第2話 魔力を持たない薄幸令嬢②

 翌朝、何故かリフィアの顔や体に出来た傷は完全に癒えていた。一晩寝ただけでこんなに綺麗に治るなど、普通ならありえない。


(きっと、神様が起こしてくれた奇跡なのね……!)


 自分の身に起きた幸運を神様のおかげだと思ったリフィアはその日以降、より一層感謝をするようになった。


 そんな生活の中で、ないものねだりをして惨めな気持ちになるよりも、今あるものを大事にして前向きに過ごす方が楽しい事に気付いた。


 だからいくらセピアが嫌がらせで萎びた食事を持ってきても、不満を漏らす事は無くなった。


「ゆっくり、味わって食べてね」


 嘲笑を浮かべるセピアに、リフィアは「ええ。いつもありがとう、セピア」とにっこりと微笑んで見せる。


「なによ、ヘラヘラして! 笑っていられるのも、今のうちだけなんだからね!」


 リフィアの反応が気に入らないのか、セピアはいつもイライラした様子で帰って行く。


(毎日この食事を用意させるのも、逆に大変じゃないのかしら?)


 しかもそうしてセピアが食事に嫌がらせをしにきてくれるおかげで、リフィアはある特殊な力に目覚めていた。


「貴重なお恵みを、ありがとうございます」


 セピアが持ってきてくれた食事に感謝して祈る。すると石のように固かったパンも焼きたてのふかふかパンになり、しなびた野菜のサラダもみずみずしく新鮮に変化する。パサパサした魚のムニエルも脂がのってジューシーになり、生臭い真っ赤なスープも澄んだ美味しいスープになる。


 一日一回特別な食事を用意させて、別邸までわざわざ歩いて会いに来てくれる。孤独な別邸での生活の中で、そうして気にかけてくれるのは良くも悪くもセピアだけだった。

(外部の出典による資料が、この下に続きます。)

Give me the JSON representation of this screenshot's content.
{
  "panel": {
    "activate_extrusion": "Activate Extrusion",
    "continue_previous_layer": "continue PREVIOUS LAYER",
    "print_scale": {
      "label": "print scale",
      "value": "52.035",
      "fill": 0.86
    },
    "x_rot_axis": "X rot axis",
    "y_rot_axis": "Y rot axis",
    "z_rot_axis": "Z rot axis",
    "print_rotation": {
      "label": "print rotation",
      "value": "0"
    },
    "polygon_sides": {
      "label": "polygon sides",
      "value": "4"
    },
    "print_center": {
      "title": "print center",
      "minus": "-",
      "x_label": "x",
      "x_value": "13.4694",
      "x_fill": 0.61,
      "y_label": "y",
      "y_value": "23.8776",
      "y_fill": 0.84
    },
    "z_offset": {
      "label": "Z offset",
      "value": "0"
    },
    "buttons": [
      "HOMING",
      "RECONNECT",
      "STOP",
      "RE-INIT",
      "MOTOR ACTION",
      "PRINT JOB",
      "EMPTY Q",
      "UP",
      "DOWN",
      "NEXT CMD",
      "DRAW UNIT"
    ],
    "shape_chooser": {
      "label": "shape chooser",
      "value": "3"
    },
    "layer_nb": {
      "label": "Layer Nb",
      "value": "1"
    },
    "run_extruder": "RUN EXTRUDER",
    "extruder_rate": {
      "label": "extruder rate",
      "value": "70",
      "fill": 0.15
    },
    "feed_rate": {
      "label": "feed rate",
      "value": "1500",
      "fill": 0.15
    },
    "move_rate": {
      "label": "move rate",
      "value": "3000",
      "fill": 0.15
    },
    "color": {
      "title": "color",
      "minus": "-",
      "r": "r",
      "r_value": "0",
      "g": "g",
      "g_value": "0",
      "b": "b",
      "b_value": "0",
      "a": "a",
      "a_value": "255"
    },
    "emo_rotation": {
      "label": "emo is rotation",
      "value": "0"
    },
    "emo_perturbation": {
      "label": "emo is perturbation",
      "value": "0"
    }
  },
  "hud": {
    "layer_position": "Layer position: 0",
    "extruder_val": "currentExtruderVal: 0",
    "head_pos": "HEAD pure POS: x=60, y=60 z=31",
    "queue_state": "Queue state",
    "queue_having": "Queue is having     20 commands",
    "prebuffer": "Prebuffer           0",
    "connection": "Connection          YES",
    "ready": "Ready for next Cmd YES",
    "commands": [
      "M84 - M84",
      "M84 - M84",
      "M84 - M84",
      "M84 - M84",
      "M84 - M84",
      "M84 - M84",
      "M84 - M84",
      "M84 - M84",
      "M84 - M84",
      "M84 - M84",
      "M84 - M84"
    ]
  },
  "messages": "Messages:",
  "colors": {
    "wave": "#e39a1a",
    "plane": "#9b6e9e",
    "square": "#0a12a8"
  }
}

 だから感謝の気持ちを込めて、リフィアはいつもお礼を言った。そんなリフィアの言葉が本心だとは、セピアはきっと気付いていないのだろう。



 隔離されて十年、十八歳になったリフィアは十年ぶりに本邸へ入ることを許された。


「リフィア、お前にはクロノス公爵の元へ嫁いでもらう。出発は明日だ、準備をして旅立つように。話は以上だ」


 十年ぶりに見た父は、相変わらず威厳に満ちあふれ有無を言わせぬ厳格さがあった。


 もう用はないと言わんばかりに、リフィアの返事を聞くことなくエヴァン伯爵は書類に目を通し始める。要するに決定事項をただ伝えるために呼ばれただけだったのだ。


 執務室を出ると、そこにはセピアの姿があった。


「役立たずなお姉様でも嫁の貰い手があって良かったわね。相手はあの呪われた仮面公爵ですって、お姉様にはぴったりね」

「クロノス公爵様は仮面を付けていらっしゃるの?!」

「え、ええ。そうだけど……」


 嬉しそうに破顔するリフィアを見て、セピアは怪訝そうな面持ちで声をかける。


「何を期待しているか知らないけど、仮面の下は醜く皮膚が鱗化しているらしいわよ。いずれそれが全身に回って死ぬ呪いにかかっているらしいわ。そんな人の子供を生むためでも、役に立てて良かったわね」

「セピア、他に仮面を付けている男性は居るかしら?」

「普段からそんな不気味な仮面を付けているのは、クロノス公爵くらいよ」

「そうなのね! 教えてくれてありがとう! 私準備があるから戻るわ」


 別邸に戻って、クローゼットの奥に大切にしまっておいたコートを取り出す。


(もしかしたら、このコートをお返し出来るかもしれない)


 昔、どうしても舞踏会を見てみたくてこっそり別邸を抜け出した事がある。


 綺麗に着飾った男女が、楽団の音楽に合わせて優雅に踊る。夢のような一時。


 綺麗なドレスも靴もアクセサリーもない自分には分不相応な場所だと分かっていても、本で読んだ光景を一度でいいから見てみたかったのだ。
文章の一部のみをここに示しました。